Either David (Alban Ivanov), recently divorced, who works tirelessly in the dairy farming started by his grandfather (Guy Marchand), where he also lives with his mother (Michèle Bernier). His father, who killed himself with the task, is no longer there to support him when everything goes from bad to worse, between the increasingly high production costs, the debt which runs and the incomes in free fall. The bank’s verdict falls: without recovery within two months, the operation will be put into compulsory liquidation.

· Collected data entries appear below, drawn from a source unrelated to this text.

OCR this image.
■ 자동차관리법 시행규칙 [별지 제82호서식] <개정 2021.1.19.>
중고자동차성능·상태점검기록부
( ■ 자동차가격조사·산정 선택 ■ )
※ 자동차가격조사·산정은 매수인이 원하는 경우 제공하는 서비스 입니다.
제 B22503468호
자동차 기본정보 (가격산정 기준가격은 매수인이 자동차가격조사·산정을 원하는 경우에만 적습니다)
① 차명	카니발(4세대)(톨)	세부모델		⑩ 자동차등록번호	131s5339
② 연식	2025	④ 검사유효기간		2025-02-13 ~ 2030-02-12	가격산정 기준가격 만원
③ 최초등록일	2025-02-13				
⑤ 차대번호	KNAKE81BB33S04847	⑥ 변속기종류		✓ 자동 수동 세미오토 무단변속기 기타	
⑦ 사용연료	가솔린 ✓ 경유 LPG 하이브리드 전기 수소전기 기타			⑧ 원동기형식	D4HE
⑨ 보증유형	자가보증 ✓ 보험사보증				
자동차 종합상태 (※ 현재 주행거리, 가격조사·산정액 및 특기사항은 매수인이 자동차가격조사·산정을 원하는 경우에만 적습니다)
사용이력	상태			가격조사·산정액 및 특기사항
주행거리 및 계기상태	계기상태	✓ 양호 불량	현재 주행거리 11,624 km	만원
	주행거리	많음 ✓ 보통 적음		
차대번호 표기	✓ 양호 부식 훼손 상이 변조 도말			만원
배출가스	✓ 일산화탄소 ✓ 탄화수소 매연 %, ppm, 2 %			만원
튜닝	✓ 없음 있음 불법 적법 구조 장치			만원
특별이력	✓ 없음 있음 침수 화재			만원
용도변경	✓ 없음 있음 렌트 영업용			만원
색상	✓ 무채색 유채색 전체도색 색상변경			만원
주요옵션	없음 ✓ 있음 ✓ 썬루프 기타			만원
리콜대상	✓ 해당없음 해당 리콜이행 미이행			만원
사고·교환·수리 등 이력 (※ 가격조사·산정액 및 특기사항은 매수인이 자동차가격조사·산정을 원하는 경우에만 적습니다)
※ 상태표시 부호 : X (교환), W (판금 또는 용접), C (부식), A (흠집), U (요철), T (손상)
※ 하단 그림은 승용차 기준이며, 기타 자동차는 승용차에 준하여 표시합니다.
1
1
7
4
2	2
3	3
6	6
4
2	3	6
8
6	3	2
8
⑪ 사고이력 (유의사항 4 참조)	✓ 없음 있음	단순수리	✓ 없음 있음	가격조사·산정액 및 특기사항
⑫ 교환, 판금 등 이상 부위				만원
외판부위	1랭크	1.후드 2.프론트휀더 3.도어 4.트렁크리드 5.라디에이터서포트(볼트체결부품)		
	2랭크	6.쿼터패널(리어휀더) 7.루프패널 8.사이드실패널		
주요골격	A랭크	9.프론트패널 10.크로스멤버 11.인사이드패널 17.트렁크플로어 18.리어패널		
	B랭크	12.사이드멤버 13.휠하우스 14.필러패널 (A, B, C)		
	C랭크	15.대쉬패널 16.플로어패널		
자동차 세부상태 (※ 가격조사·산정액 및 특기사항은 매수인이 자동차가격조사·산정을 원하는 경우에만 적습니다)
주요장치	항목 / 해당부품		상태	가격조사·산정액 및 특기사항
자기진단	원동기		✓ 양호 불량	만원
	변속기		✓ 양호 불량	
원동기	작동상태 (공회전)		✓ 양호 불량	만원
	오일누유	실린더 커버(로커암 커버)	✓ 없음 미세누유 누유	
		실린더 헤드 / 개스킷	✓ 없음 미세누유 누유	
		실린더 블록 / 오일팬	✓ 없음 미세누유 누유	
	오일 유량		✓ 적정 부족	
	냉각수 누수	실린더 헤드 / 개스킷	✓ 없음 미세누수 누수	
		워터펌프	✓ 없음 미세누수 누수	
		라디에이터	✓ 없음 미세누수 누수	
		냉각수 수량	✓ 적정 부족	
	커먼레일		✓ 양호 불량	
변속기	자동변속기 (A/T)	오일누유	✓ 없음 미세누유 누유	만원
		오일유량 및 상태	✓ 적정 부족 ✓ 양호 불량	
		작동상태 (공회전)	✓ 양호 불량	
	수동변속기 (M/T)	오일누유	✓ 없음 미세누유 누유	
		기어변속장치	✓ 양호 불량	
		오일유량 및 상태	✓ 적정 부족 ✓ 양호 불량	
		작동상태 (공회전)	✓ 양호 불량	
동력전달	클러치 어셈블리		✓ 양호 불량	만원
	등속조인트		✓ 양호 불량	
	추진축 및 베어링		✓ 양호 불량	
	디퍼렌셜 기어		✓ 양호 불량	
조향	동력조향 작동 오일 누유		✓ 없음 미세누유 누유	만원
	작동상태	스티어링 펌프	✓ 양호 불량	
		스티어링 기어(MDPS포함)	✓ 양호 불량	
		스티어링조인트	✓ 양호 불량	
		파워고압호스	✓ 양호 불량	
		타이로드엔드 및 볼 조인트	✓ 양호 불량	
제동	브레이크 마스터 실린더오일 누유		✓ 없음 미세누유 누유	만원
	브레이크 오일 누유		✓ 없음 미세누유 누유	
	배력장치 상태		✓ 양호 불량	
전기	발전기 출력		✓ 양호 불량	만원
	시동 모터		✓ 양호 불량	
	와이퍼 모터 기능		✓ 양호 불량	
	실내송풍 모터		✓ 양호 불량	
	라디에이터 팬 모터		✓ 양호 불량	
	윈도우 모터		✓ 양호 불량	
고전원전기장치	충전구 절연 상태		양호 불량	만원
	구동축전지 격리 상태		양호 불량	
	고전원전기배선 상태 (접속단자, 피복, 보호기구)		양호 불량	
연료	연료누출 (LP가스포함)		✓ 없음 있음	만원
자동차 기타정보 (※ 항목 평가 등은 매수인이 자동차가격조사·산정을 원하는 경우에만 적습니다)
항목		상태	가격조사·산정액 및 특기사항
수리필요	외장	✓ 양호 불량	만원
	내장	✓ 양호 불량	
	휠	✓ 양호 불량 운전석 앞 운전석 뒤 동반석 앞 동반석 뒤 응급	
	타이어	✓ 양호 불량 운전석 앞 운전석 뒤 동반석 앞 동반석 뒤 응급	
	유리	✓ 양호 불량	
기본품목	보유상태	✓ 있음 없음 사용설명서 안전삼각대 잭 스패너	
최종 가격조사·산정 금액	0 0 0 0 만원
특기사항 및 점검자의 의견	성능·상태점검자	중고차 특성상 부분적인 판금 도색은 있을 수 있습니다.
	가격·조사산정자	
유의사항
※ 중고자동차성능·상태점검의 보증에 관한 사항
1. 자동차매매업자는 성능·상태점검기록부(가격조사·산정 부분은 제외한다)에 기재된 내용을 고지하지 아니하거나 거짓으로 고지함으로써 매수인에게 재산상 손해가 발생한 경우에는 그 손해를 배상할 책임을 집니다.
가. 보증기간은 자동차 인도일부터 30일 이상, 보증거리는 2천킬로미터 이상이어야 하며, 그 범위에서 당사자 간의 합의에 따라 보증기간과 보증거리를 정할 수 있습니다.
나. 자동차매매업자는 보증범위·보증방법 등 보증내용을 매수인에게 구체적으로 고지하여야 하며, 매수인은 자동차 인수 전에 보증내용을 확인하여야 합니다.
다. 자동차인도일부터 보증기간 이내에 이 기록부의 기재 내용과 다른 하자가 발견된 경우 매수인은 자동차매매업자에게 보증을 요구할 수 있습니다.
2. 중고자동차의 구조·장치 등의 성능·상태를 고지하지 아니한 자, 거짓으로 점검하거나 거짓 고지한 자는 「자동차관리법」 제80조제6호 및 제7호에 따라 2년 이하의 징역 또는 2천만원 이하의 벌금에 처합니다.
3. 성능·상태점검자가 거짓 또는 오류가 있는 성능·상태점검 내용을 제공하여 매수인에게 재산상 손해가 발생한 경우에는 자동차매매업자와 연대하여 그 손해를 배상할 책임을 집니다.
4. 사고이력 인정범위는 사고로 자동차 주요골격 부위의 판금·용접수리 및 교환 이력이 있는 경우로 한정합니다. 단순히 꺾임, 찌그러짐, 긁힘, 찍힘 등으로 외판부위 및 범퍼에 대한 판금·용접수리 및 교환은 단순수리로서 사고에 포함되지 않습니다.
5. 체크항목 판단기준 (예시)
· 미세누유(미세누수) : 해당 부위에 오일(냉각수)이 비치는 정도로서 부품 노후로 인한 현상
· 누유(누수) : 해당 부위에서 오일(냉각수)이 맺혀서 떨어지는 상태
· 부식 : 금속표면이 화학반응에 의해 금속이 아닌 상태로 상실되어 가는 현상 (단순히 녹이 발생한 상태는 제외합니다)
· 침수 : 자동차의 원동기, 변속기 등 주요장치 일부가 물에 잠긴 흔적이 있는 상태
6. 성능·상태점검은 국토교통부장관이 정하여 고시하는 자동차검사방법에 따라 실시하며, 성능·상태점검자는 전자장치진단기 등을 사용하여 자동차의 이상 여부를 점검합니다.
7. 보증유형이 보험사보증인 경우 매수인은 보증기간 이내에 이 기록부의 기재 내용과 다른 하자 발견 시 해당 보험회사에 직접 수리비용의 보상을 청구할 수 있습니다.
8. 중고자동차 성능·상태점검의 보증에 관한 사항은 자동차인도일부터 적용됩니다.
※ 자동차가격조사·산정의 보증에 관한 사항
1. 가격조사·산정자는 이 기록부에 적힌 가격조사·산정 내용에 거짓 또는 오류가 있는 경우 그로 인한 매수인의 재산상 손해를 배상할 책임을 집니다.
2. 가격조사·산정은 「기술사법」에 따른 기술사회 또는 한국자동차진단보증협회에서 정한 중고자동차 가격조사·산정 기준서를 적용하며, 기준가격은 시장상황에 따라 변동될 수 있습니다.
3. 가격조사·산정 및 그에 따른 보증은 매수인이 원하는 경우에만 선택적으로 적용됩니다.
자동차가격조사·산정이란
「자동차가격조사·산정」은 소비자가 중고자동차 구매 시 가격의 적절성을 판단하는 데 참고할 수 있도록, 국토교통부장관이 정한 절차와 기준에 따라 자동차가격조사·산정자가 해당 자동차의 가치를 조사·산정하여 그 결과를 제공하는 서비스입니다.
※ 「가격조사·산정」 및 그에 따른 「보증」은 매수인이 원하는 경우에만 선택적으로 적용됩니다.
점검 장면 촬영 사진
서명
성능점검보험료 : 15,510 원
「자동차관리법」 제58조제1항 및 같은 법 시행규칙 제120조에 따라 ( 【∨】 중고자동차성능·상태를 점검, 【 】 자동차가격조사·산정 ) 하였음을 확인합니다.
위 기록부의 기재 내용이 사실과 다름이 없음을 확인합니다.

A gallery of endearing characters
Before returning home with this new sword of Damocles above his head, David treats himself to a break with an evening in a club in Aurillac where artists like Bonnie (Sabrina Ouazani, impressive), dancer and trapeze artist, make you forget all your worries for an hour or two. It will be understood, it is not long in imagining that setting up a cabaret in his barn could refloat his farm. He offers Bonnie to help him set up this crazy business by enlisting artists from the region found thanks to Pôle emploi. Bad pick: the young woman hates the countryside.
If David Caumette’s adventure is original to say the least, Jean-Pierre Améris’ film has an air of deja vu by drawing its comic effects from the opposition between two worlds as contrasting as they are abused, cornered peasants and artists in difficulty. , in a plot sewn with white thread. Nevertheless, this comedy seduces with its dialogues, its rhythm and its gallery of endearing characters, tender ones who hide behind the screen of harshness. Composed of odds and ends, the show takes shape under Bonnie’s strong impulse and the magic of the cabaret arises in this corner of Cantal.